Last Tuesday, in an article entitled Hens left to die on empty farm, it was reported that an egg farmer abandoned a Martinborough farm "leaving hen houses thick with filth and scores of dead chickens." Then on Friday Wendyl Nissen chatted to Good Morning's Rod Cheeseman about farming your own eggs, while one of her hens sat happily on her knee.
Talk about opposite approaches when it comes to the treatment of animals. Nissen pats her chickens, names them and feeds them bespoke nutrition. At the other end of the spectrum, millions of battery hens are treated like egg-producing machines rather than the sentient beings they are.
Battery chicken farming is a serious animal welfare concern in New Zealand. According to Hans Kriek of Save Animals from Exploitation (SAFE), 88 per cent of eggs in this country are still derived from battery farms. Despite growing awareness of the grim plight of these caged animals, it seems many of us are unwilling or unable to follow through by making ethical choices at point of purchase.
Kriek says that Mainland Poultry, with a reported 400,000 battery hens, is our largest operator. In January, Kriek wrote: "Mainland Poultry prides itself on having high standards but in fact conditions are appalling on this farm. Their hens are kept in windowless sheds inside tiny cages where each hen has less space than an A4 sheet of paper. Cages are stacked eight high and each shed contains around 45,000 hens. The welfare code... requires farmers to inspect all their individual hens on a daily basis. Mainland Poultry has one person looking after two sheds (90,000 birds) making it impossible for the birds to be inspected properly."
The Animal Justice Fund (AJF), which focuses on animal cruelty associated with factory farming, says there are 3.2-million egg-laying chickens in New Zealand. "Factory farming remains the greatest source of animal suffering in New Zealand, impacting on nearly 100-million animals (pigs, chickens, ducks, turkeys and rabbits)," says AJF which adds that because male chicks are not required by the egg industry "[a]bout three million one-day-old male chicks are killed each year by gassing or maceration". It's enough to make a vegan out of almost anyone.
The AJF goes on to say that the Ministry of Agriculture and Forestry "currently employs only five animal welfare inspectors nationally". In an attempt to counter this woeful ability to monitor conditions, AJF is encouraging farm workers to notify instances of animal cruelty and is offering up to $30,000 for the provision of information that leads "to a successful prosecution or a significant animal welfare outcome."
Judging by the sunny and cheerful look of the Egg Producers Federation website, you'd never guess their industry is dominated by dubious farming practices. "Kiwis love eggs!" the site proclaims. "In 2010, New Zealand produced 1-billion eggs and the average New Zealander ate 230 eggs during the year!"

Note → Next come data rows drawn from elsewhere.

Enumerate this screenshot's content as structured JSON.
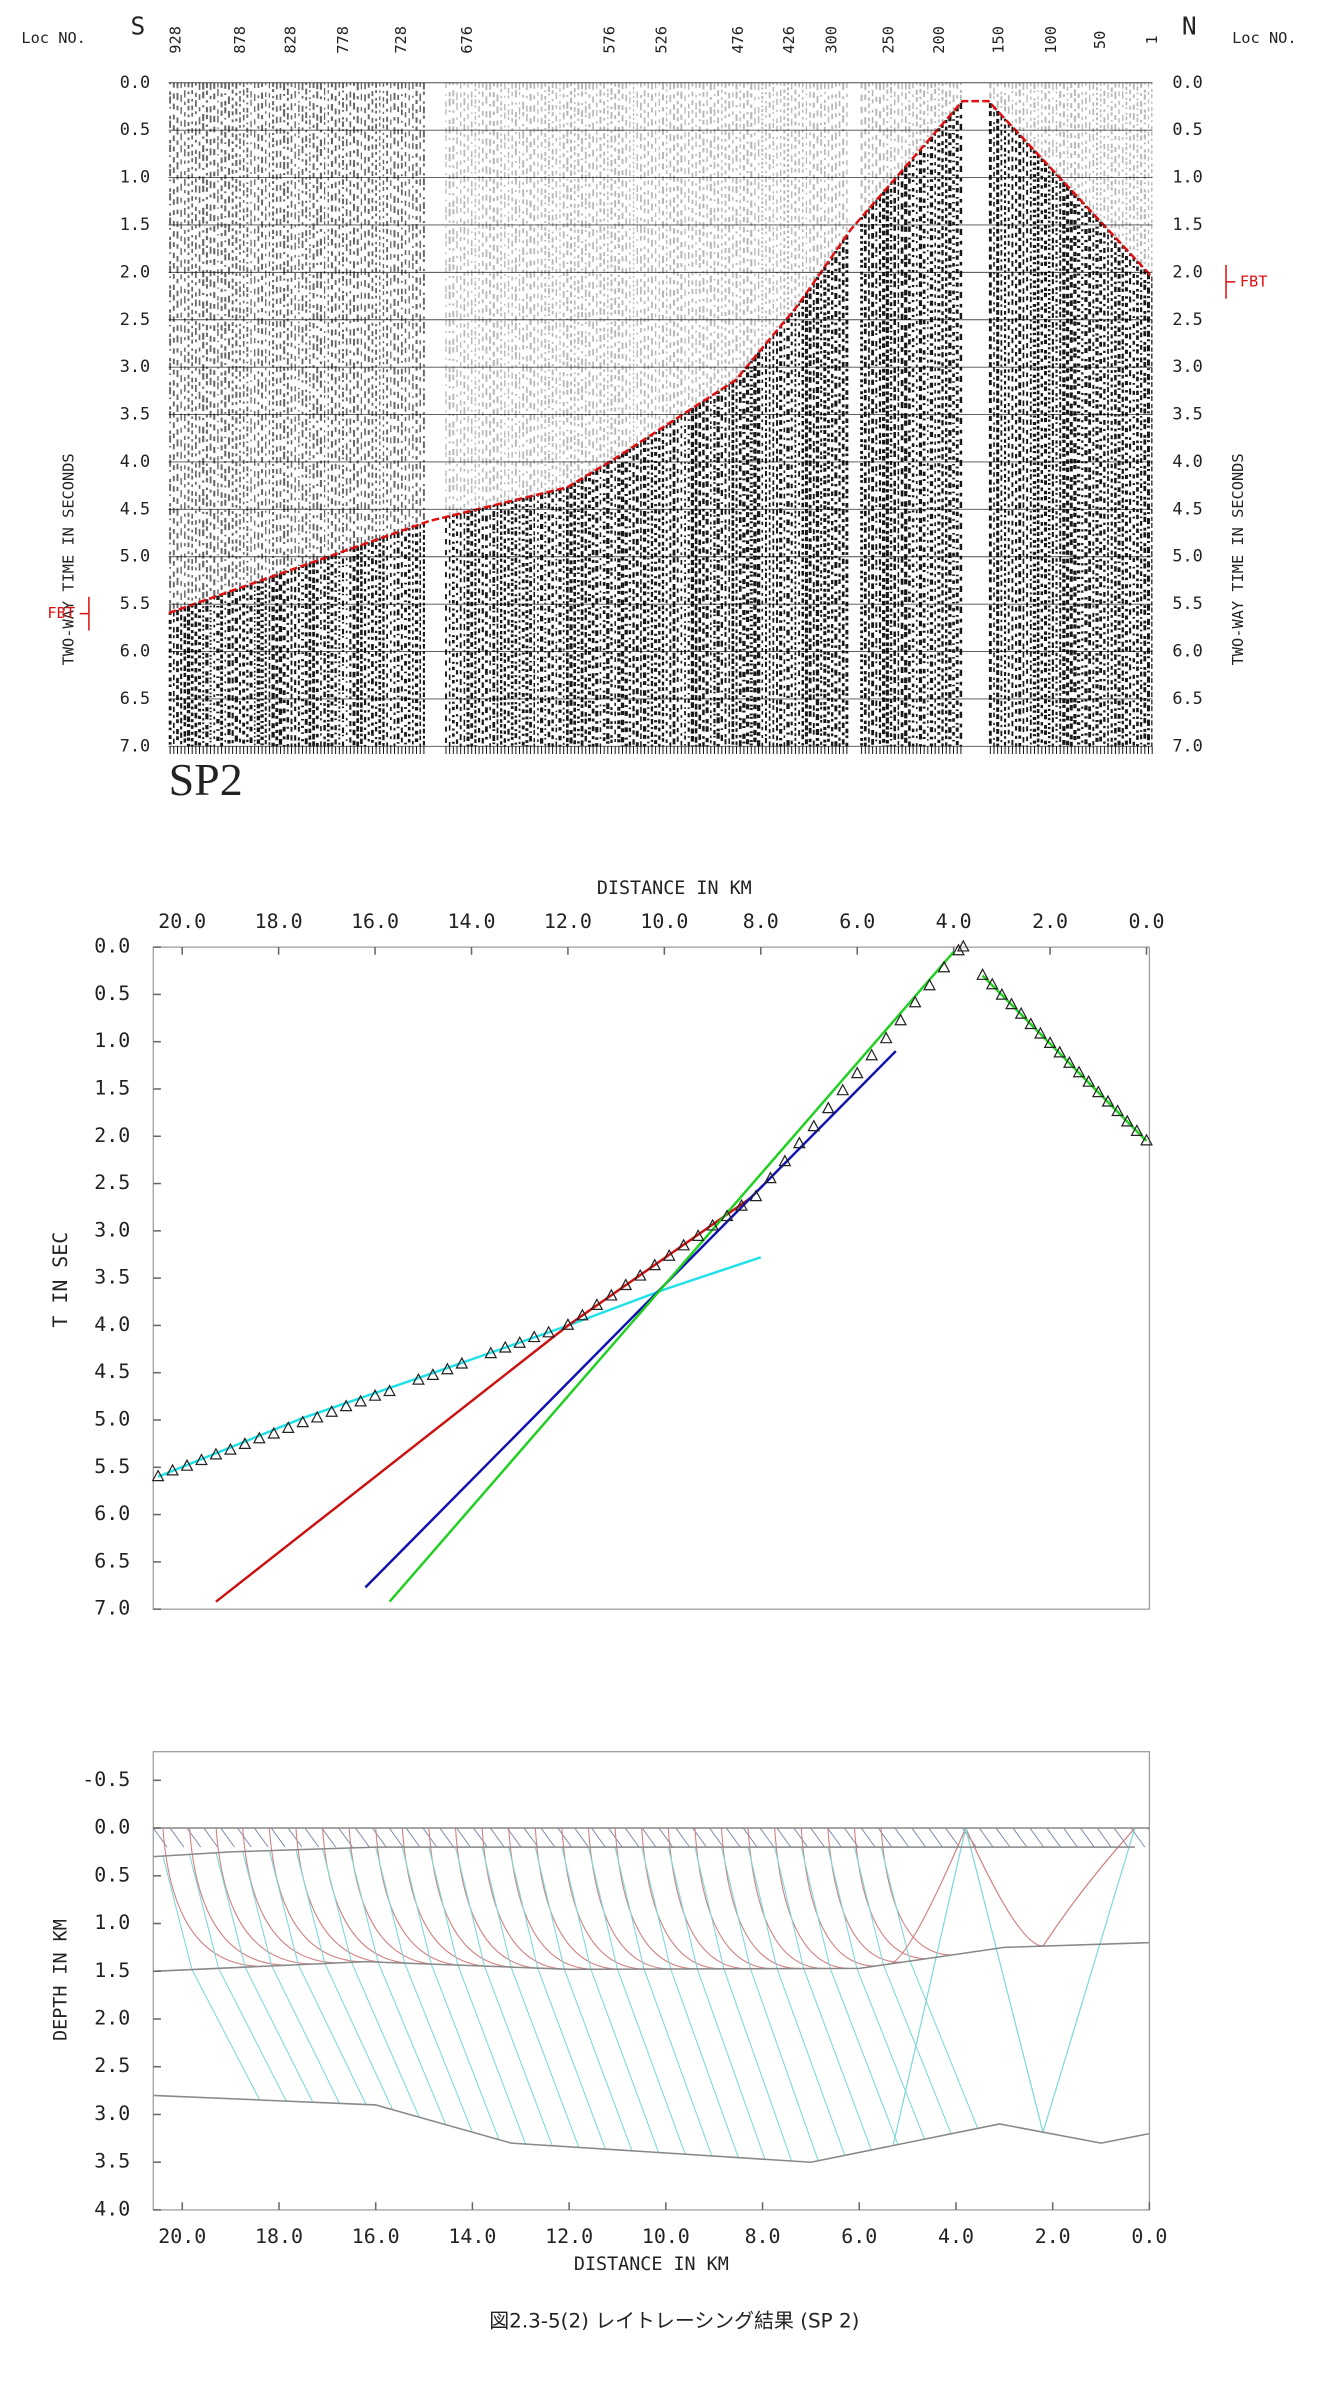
{
  "chart_data": [
    {
      "type": "seismic",
      "left_label": "Loc NO.",
      "right_label": "Loc NO.",
      "left_end": "S",
      "right_end": "N",
      "loc_labels": [
        "928",
        "878",
        "828",
        "778",
        "728",
        "676",
        "576",
        "526",
        "476",
        "426",
        "300",
        "250",
        "200",
        "150",
        "100",
        "50",
        "1"
      ],
      "ylabel": "TWO-WAY TIME IN SECONDS",
      "ylim": [
        0,
        7
      ],
      "yticks": [
        {
          "value": 0,
          "label": "0.0"
        },
        {
          "value": 0.5,
          "label": "0.5"
        },
        {
          "value": 1,
          "label": "1.0"
        },
        {
          "value": 1.5,
          "label": "1.5"
        },
        {
          "value": 2,
          "label": "2.0"
        },
        {
          "value": 2.5,
          "label": "2.5"
        },
        {
          "value": 3,
          "label": "3.0"
        },
        {
          "value": 3.5,
          "label": "3.5"
        },
        {
          "value": 4,
          "label": "4.0"
        },
        {
          "value": 4.5,
          "label": "4.5"
        },
        {
          "value": 5,
          "label": "5.0"
        },
        {
          "value": 5.5,
          "label": "5.5"
        },
        {
          "value": 6,
          "label": "6.0"
        },
        {
          "value": 6.5,
          "label": "6.5"
        },
        {
          "value": 7,
          "label": "7.0"
        }
      ],
      "pick_label": "FBT",
      "pick_times": [
        5.6,
        2.1
      ],
      "panel_label": "SP2"
    },
    {
      "type": "line",
      "xlabel": "DISTANCE IN KM",
      "ylabel": "T IN SEC",
      "xlim": [
        20.6,
        -0.06
      ],
      "ylim": [
        0,
        7
      ],
      "xticks": [
        {
          "value": 20,
          "label": "20.0"
        },
        {
          "value": 18,
          "label": "18.0"
        },
        {
          "value": 16,
          "label": "16.0"
        },
        {
          "value": 14,
          "label": "14.0"
        },
        {
          "value": 12,
          "label": "12.0"
        },
        {
          "value": 10,
          "label": "10.0"
        },
        {
          "value": 8,
          "label": "8.0"
        },
        {
          "value": 6,
          "label": "6.0"
        },
        {
          "value": 4,
          "label": "4.0"
        },
        {
          "value": 2,
          "label": "2.0"
        },
        {
          "value": 0,
          "label": "0.0"
        }
      ],
      "yticks": [
        {
          "value": 0,
          "label": "0.0"
        },
        {
          "value": 0.5,
          "label": "0.5"
        },
        {
          "value": 1,
          "label": "1.0"
        },
        {
          "value": 1.5,
          "label": "1.5"
        },
        {
          "value": 2,
          "label": "2.0"
        },
        {
          "value": 2.5,
          "label": "2.5"
        },
        {
          "value": 3,
          "label": "3.0"
        },
        {
          "value": 3.5,
          "label": "3.5"
        },
        {
          "value": 4,
          "label": "4.0"
        },
        {
          "value": 4.5,
          "label": "4.5"
        },
        {
          "value": 5,
          "label": "5.0"
        },
        {
          "value": 5.5,
          "label": "5.5"
        },
        {
          "value": 6,
          "label": "6.0"
        },
        {
          "value": 6.5,
          "label": "6.5"
        },
        {
          "value": 7,
          "label": "7.0"
        }
      ],
      "series": [
        {
          "color": "#20e0e8",
          "x": [
            20.5,
            17.5,
            14.5,
            12.0,
            10.0,
            8.0
          ],
          "values": [
            5.6,
            4.98,
            4.45,
            4.0,
            3.62,
            3.28
          ]
        },
        {
          "color": "#cc1111",
          "x": [
            19.3,
            12.0,
            8.2
          ],
          "values": [
            6.92,
            4.0,
            2.65
          ]
        },
        {
          "color": "#1010b0",
          "x": [
            16.2,
            5.2
          ],
          "values": [
            6.77,
            1.1
          ]
        },
        {
          "color": "#20d020",
          "x": [
            15.7,
            4.0
          ],
          "values": [
            6.92,
            0.05
          ]
        },
        {
          "color": "#20d020",
          "x": [
            3.4,
            0.0
          ],
          "values": [
            0.3,
            2.05
          ]
        }
      ],
      "points": {
        "x": [
          20.5,
          20.2,
          19.9,
          19.6,
          19.3,
          19.0,
          18.7,
          18.4,
          18.1,
          17.8,
          17.5,
          17.2,
          16.9,
          16.6,
          16.3,
          16.0,
          15.7,
          15.1,
          14.8,
          14.5,
          14.2,
          13.6,
          13.3,
          13.0,
          12.7,
          12.4,
          12.0,
          11.7,
          11.4,
          11.1,
          10.8,
          10.5,
          10.2,
          9.9,
          9.6,
          9.3,
          9.0,
          8.7,
          8.4,
          8.1,
          7.8,
          7.5,
          7.2,
          6.9,
          6.6,
          6.3,
          6.0,
          5.7,
          5.4,
          5.1,
          4.8,
          4.5,
          4.2,
          3.9,
          3.8,
          3.4,
          3.2,
          3.0,
          2.8,
          2.6,
          2.4,
          2.2,
          2.0,
          1.8,
          1.6,
          1.4,
          1.2,
          1.0,
          0.8,
          0.6,
          0.4,
          0.2,
          0.0
        ],
        "values": [
          5.6,
          5.54,
          5.49,
          5.43,
          5.37,
          5.32,
          5.26,
          5.2,
          5.15,
          5.09,
          5.03,
          4.98,
          4.92,
          4.86,
          4.81,
          4.75,
          4.7,
          4.58,
          4.53,
          4.47,
          4.41,
          4.3,
          4.24,
          4.19,
          4.13,
          4.08,
          4.0,
          3.9,
          3.79,
          3.69,
          3.58,
          3.48,
          3.37,
          3.27,
          3.16,
          3.06,
          2.95,
          2.85,
          2.74,
          2.64,
          2.45,
          2.27,
          2.08,
          1.9,
          1.71,
          1.52,
          1.34,
          1.15,
          0.97,
          0.78,
          0.59,
          0.41,
          0.22,
          0.04,
          0.0,
          0.3,
          0.4,
          0.51,
          0.61,
          0.71,
          0.82,
          0.92,
          1.02,
          1.12,
          1.23,
          1.33,
          1.43,
          1.54,
          1.64,
          1.74,
          1.85,
          1.95,
          2.05
        ]
      }
    },
    {
      "type": "model",
      "xlabel": "DISTANCE IN KM",
      "ylabel": "DEPTH IN KM",
      "xlim": [
        20.6,
        0
      ],
      "ylim": [
        -0.8,
        4
      ],
      "xticks": [
        {
          "value": 20,
          "label": "20.0"
        },
        {
          "value": 18,
          "label": "18.0"
        },
        {
          "value": 16,
          "label": "16.0"
        },
        {
          "value": 14,
          "label": "14.0"
        },
        {
          "value": 12,
          "label": "12.0"
        },
        {
          "value": 10,
          "label": "10.0"
        },
        {
          "value": 8,
          "label": "8.0"
        },
        {
          "value": 6,
          "label": "6.0"
        },
        {
          "value": 4,
          "label": "4.0"
        },
        {
          "value": 2,
          "label": "2.0"
        },
        {
          "value": 0,
          "label": "0.0"
        }
      ],
      "yticks": [
        {
          "value": -0.5,
          "label": "-0.5"
        },
        {
          "value": 0,
          "label": "0.0"
        },
        {
          "value": 0.5,
          "label": "0.5"
        },
        {
          "value": 1,
          "label": "1.0"
        },
        {
          "value": 1.5,
          "label": "1.5"
        },
        {
          "value": 2,
          "label": "2.0"
        },
        {
          "value": 2.5,
          "label": "2.5"
        },
        {
          "value": 3,
          "label": "3.0"
        },
        {
          "value": 3.5,
          "label": "3.5"
        },
        {
          "value": 4,
          "label": "4.0"
        }
      ],
      "boundaries": [
        {
          "color": "#888888",
          "x": [
            20.6,
            0
          ],
          "values": [
            0,
            0
          ]
        },
        {
          "color": "#888888",
          "x": [
            20.6,
            19.0,
            16.0,
            0.3
          ],
          "values": [
            0.3,
            0.25,
            0.2,
            0.2
          ]
        },
        {
          "color": "#888888",
          "x": [
            20.6,
            16.2,
            12.0,
            6.0,
            3.0,
            0
          ],
          "values": [
            1.5,
            1.4,
            1.48,
            1.47,
            1.25,
            1.2
          ]
        },
        {
          "color": "#888888",
          "x": [
            20.6,
            16.0,
            13.2,
            7.0,
            3.1,
            1.0,
            0
          ],
          "values": [
            2.8,
            2.9,
            3.3,
            3.5,
            3.1,
            3.3,
            3.2
          ]
        }
      ],
      "shot_x": 3.8
    }
  ],
  "caption": "図2.3-5(2) レイトレーシング結果 (SP 2)"
}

According to an April 2011 report entitled Egg Consumption: Trends and Attitudes in New Zealand, the average retail price for a dozen caged eggs is $3.03; for a dozen free range it's $6.42. So with free range eggs very roughly twice the price of caged, I've hatched a brilliant plan. For the same annual outlay on eggs we could all reduce by half the quantity we buy each year but ensure the ones we do buy are ethically farmed. It's a strategy I've been following for years.
My theory is that greater demand will lead to an increase in the number of providers of free range eggs which in turn - with economies of scale and more competition - would see the price of free range eggs drop. It sounds simple to me but maybe there's a crucial flaw to that logic.
Lucy Lawless' recent arrest for her protest against drilling for oil in the Arctic made me consider what issues I might be prepared to go the extra mile for. I'm thinking that liberating battery birds from inhumane conditions just possibly could make it onto my bucket list.